The EU Digital Omnibus cleared the European Parliament's internal market and civil-liberties committees on Tuesday 2 June by 93 votes to four with 15 abstentions, sending it toward a final plenary vote and formal adoption before 2 August 1. The Digital Omnibus is the legislative package bundling amendments to the AI Act and related laws under a single simplification framework, and the European Parliament is the EU's directly elected legislature.
The contested provision is the employer AI-literacy duty: the obligation on firms deploying AI on or alongside staff to ensure those workers understand how the systems operate. The committee text does not delete it. It downgrades the binding requirement to a non-enforceable duty to support worker understanding, swapping a statutory right for a soft encouragement with no legal force behind it.

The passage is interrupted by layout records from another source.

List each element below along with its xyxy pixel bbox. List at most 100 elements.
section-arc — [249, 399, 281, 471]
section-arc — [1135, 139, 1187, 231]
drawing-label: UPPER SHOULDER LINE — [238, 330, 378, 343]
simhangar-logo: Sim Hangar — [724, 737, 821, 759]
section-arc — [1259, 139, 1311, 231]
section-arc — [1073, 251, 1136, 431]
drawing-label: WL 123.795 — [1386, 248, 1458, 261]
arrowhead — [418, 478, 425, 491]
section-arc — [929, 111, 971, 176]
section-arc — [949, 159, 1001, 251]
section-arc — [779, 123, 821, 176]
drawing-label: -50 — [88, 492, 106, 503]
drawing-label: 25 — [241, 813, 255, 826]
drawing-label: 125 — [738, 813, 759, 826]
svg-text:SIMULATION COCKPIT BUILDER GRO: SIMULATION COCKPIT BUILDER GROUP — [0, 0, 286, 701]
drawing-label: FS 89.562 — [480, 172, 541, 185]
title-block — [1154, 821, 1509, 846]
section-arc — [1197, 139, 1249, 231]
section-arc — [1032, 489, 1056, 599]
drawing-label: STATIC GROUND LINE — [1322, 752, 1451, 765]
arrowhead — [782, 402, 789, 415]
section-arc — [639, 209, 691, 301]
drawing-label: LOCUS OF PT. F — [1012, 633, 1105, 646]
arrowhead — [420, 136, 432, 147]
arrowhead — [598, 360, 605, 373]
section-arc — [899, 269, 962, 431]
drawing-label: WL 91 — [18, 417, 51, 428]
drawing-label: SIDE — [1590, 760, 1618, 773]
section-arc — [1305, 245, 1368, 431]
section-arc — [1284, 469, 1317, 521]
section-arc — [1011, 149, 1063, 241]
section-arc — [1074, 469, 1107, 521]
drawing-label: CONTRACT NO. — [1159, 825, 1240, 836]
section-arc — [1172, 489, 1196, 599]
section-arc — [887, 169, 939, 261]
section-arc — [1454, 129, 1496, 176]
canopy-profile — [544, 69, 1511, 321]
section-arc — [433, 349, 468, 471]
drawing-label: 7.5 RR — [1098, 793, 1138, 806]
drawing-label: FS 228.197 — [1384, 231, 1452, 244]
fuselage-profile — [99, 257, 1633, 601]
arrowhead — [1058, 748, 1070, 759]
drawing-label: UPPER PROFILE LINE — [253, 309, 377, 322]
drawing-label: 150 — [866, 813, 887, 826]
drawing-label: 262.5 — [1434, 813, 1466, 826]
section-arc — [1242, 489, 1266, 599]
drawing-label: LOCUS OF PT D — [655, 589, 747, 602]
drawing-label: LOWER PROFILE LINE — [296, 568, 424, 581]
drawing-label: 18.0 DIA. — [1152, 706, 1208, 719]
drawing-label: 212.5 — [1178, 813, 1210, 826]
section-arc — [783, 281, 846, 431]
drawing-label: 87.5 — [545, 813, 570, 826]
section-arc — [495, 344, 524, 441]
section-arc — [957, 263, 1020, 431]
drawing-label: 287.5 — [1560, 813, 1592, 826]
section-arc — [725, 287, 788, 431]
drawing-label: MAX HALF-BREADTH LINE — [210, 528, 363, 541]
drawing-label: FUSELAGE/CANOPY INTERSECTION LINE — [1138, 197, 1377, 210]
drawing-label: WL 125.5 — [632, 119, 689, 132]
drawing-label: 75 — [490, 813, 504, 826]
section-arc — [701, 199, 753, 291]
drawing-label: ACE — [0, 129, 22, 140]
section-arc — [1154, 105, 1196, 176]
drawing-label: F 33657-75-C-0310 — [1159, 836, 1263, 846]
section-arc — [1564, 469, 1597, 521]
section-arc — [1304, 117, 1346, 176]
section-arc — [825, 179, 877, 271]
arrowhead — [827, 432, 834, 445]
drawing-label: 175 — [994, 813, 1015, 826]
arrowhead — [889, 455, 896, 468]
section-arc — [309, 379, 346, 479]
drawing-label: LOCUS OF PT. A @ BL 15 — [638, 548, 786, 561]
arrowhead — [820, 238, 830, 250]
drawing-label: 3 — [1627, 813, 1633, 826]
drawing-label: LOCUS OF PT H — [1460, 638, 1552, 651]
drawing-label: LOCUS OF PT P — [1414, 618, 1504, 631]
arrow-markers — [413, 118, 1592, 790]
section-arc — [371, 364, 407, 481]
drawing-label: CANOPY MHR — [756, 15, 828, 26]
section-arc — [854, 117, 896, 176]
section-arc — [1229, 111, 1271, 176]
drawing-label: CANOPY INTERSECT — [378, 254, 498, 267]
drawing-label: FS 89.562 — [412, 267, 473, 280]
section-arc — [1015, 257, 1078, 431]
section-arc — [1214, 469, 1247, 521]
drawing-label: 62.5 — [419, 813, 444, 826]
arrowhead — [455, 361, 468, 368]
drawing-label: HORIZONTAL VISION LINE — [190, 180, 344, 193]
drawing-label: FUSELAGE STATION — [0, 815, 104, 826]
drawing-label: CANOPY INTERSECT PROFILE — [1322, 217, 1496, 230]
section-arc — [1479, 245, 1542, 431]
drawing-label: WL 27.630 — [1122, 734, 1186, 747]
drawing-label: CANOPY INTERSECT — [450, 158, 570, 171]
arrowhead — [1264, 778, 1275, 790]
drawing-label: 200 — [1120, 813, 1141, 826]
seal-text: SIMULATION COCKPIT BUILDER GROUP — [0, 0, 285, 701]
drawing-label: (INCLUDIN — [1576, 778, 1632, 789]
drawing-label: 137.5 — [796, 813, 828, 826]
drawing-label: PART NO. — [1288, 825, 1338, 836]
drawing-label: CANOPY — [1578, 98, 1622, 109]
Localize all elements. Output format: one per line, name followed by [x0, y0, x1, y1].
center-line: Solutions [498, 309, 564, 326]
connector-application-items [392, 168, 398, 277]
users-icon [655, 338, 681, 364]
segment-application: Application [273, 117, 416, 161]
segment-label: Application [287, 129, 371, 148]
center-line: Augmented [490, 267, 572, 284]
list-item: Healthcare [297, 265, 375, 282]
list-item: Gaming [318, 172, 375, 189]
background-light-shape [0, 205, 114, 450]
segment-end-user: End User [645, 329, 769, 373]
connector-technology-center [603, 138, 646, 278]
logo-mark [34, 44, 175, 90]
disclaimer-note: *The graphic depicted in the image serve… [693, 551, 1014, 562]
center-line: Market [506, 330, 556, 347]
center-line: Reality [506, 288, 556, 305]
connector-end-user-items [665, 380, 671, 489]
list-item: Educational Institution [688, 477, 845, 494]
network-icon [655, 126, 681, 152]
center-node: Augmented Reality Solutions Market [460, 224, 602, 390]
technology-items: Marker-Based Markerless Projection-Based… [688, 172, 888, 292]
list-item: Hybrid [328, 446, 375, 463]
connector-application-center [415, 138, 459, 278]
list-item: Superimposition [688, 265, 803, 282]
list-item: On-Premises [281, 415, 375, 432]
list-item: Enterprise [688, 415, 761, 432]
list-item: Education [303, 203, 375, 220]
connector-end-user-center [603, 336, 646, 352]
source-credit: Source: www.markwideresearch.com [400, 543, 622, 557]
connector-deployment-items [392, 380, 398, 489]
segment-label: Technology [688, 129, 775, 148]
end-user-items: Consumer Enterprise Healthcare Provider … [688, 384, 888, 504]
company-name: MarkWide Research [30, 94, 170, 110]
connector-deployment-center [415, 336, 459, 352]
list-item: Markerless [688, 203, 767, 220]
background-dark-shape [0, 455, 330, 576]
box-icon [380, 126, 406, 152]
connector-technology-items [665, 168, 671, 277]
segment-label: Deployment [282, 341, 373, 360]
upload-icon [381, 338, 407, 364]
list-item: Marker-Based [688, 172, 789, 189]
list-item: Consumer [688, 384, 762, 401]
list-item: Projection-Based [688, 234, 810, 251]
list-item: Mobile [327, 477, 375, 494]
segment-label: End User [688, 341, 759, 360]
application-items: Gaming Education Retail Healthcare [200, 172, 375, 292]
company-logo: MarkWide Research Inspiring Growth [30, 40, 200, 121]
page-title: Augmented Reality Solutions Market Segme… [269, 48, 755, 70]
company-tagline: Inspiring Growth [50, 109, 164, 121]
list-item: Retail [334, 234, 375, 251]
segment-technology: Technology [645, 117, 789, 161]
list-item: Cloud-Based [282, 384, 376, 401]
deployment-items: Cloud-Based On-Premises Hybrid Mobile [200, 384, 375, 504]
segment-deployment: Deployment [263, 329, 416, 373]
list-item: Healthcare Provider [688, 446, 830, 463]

The wording change does the work here: a binding 'ensure' carries documentation, explanation and appeal pathways, while a non-binding 'support' carries none.
The step sits inside an arc this desk has followed. The 7 May provisional deal had already weakened the binding obligation , reached after the second trilogue collapsed on 28 April , and the package was awaiting formal votes through May . The committee approval now advances the diluted text to the floor. The high-risk employment rules under the AI Act remain fixed, but they do not arrive until December 2027.
The International Labour Organisation, the UN's labour agency, placed 3.3% of the world's workforce in its highest AI-exposure band, a narrow group but a real one. For those workers, the tool to ask how a system was judging them survives in name but no longer carries the force to compel an answer, and the binding rules that might have replaced it are eighteen months away.